March 19

A startup in Israel is using AI and a smartphone app to take couples on an easier and more successful journey to making a baby.

FertilAI, a medtech company based in Giv’atayim, has developed Fertilane: a clinical platform that predicts natural cycle ovulation and helps physicians make decisions about the fertility treatment their patients should receive.

The AI platform generates treatment recommendations to physicians, such as ovulation tracking, intrauterine insemination (IUI), hormonal injections (that trigger an ovary to mature and release an egg), or frozen embryo transfer (FET).

Doctors then accept the recommendations, with modifications if appropriate, and the patient automatically receives instructions via the linked smartphone app.

Patients additionally benefit because they’re likely to need 30% fewer blood tests and ultrasound scans.

“Every patient responds differently to treatment,” said Rohi Hourvitz, FertilAI’s CEO. “However, after analysing treatment cycles and outcomes from over 100,000 patients, we were able to learn patterns even on the most uncommon of cases, enabling us to provide physicians with accurate predictions and recommendations during every step of the treatment process.”

A physician analyses a hologram of the female reproductive system. Photo by Antonio Marca/Shutterstock.
A physician analyses a hologram of the female reproductive system.

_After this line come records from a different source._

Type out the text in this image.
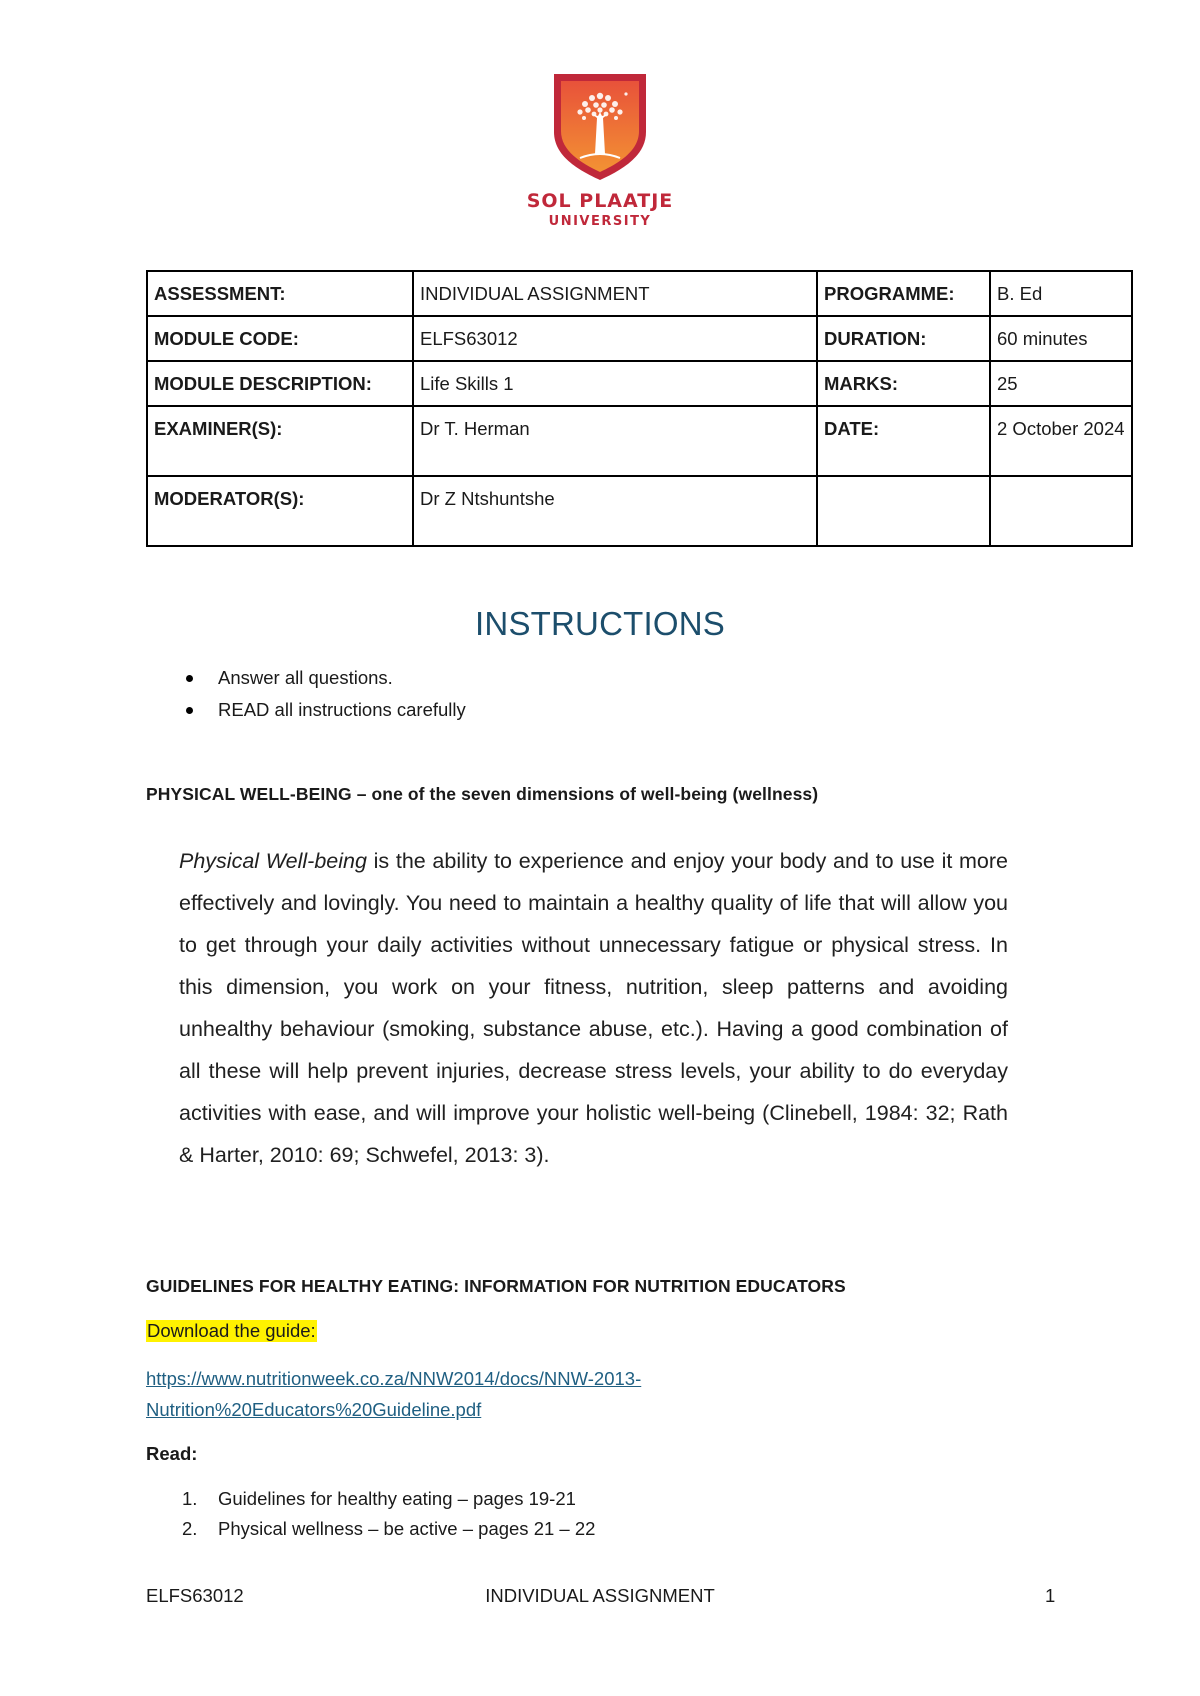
SOL PLAATJE
UNIVERSITY
ASSESSMENT:	INDIVIDUAL ASSIGNMENT	PROGRAMME:	B. Ed
MODULE CODE:	ELFS63012	DURATION:	60 minutes
MODULE DESCRIPTION:	Life Skills 1	MARKS:	25
EXAMINER(S):	Dr T. Herman	DATE:	2 October 2024
MODERATOR(S):	Dr Z Ntshuntshe		
INSTRUCTIONS
Answer all questions.
READ all instructions carefully
PHYSICAL WELL-BEING – one of the seven dimensions of well-being (wellness)

Physical Well-being is the ability to experience and enjoy your body and to use it more effectively and lovingly. You need to maintain a healthy quality of life that will allow you to get through your daily activities without unnecessary fatigue or physical stress. In this dimension, you work on your fitness, nutrition, sleep patterns and avoiding unhealthy behaviour (smoking, substance abuse, etc.). Having a good combination of all these will help prevent injuries, decrease stress levels, your ability to do everyday activities with ease, and will improve your holistic well-being (Clinebell, 1984: 32; Rath & Harter, 2010: 69; Schwefel, 2013: 3).

GUIDELINES FOR HEALTHY EATING: INFORMATION FOR NUTRITION EDUCATORS
Download the guide:
https://www.nutritionweek.co.za/NNW2014/docs/NNW-2013-
Nutrition%20Educators%20Guideline.pdf
Read:
1. Guidelines for healthy eating – pages 19-21
2. Physical wellness – be active – pages 21 – 22
ELFS63012	INDIVIDUAL ASSIGNMENT	1
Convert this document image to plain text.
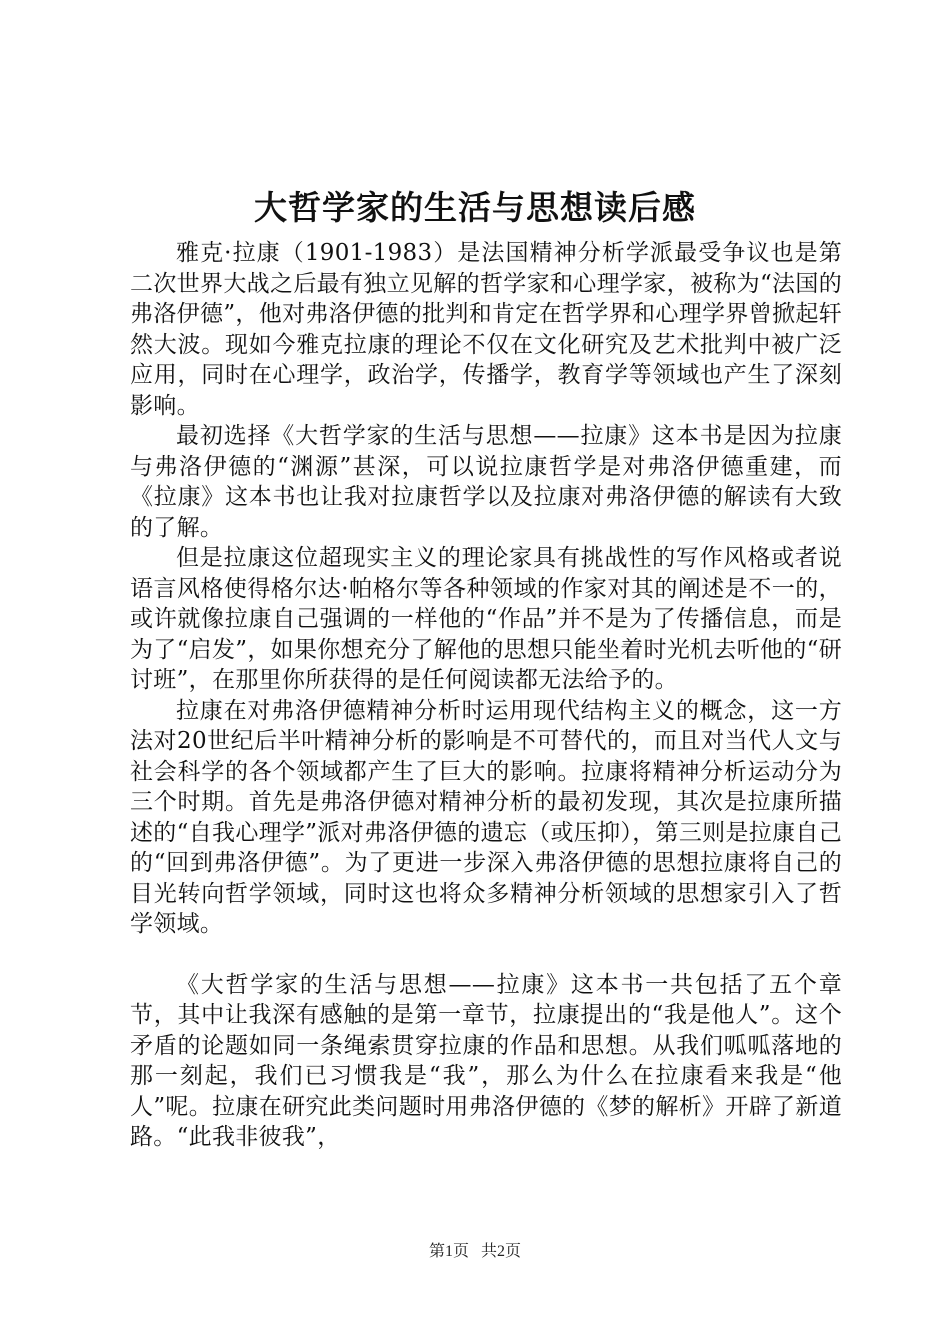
大哲学家的生活与思想读后感

雅克·拉康（1901-1983）是法国精神分析学派最受争议也是第二次世界大战之后最有独立见解的哲学家和心理学家，被称为“法国的弗洛伊德”，他对弗洛伊德的批判和肯定在哲学界和心理学界曾掀起轩然大波。现如今雅克拉康的理论不仅在文化研究及艺术批判中被广泛应用，同时在心理学，政治学，传播学，教育学等领域也产生了深刻影响。

最初选择《大哲学家的生活与思想——拉康》这本书是因为拉康与弗洛伊德的“渊源”甚深，可以说拉康哲学是对弗洛伊德重建，而《拉康》这本书也让我对拉康哲学以及拉康对弗洛伊德的解读有大致的了解。

但是拉康这位超现实主义的理论家具有挑战性的写作风格或者说语言风格使得格尔达·帕格尔等各种领域的作家对其的阐述是不一的，或许就像拉康自己强调的一样他的“作品”并不是为了传播信息，而是为了“启发”，如果你想充分了解他的思想只能坐着时光机去听他的“研讨班”，在那里你所获得的是任何阅读都无法给予的。

拉康在对弗洛伊德精神分析时运用现代结构主义的概念，这一方法对20世纪后半叶精神分析的影响是不可替代的，而且对当代人文与社会科学的各个领域都产生了巨大的影响。拉康将精神分析运动分为三个时期。首先是弗洛伊德对精神分析的最初发现，其次是拉康所描述的“自我心理学”派对弗洛伊德的遗忘（或压抑），第三则是拉康自己的“回到弗洛伊德”。为了更进一步深入弗洛伊德的思想拉康将自己的目光转向哲学领域，同时这也将众多精神分析领域的思想家引入了哲学领域。

《大哲学家的生活与思想——拉康》这本书一共包括了五个章节，其中让我深有感触的是第一章节，拉康提出的“我是他人”。这个矛盾的论题如同一条绳索贯穿拉康的作品和思想。从我们呱呱落地的那一刻起，我们已习惯我是“我”，那么为什么在拉康看来我是“他人”呢。拉康在研究此类问题时用弗洛伊德的《梦的解析》开辟了新道路。“此我非彼我”，

第1页 共2页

Photo by Antonio Marca/Shutterstock.

FertilAI hopes to enable IVF clinics to streamline their processes and treat more patients with the same number of staff at a time when demand is growing exponentially, allowing them to better forecast the optimal times to treat patients and therefore schedule more effective use of their operating rooms.

According to the company, Fertilane increases the average number of eggs retrieved that will be fertilised into embryos by 30% and clinical pregnancy rates by 8%. The platform is being adopted by 10 IVF clinics on the east coast of the USA, following two years of research in Europe, Asia and the Middle East.

An illustrative photo of technology actively increasing a woman’s fertility. Photo by metamorworks/Shutterstock
An illustrative photo of technology actively increasing a woman’s fertility. Photo by metamorworks/Shutterstock

“Our mission is to guide physicians to make the best treatment decisions for individual patients,” said Hourvitz. “In addition, the app improves communications among the physician, patient and clinic team, ensuring patients are fully informed every step of the way.”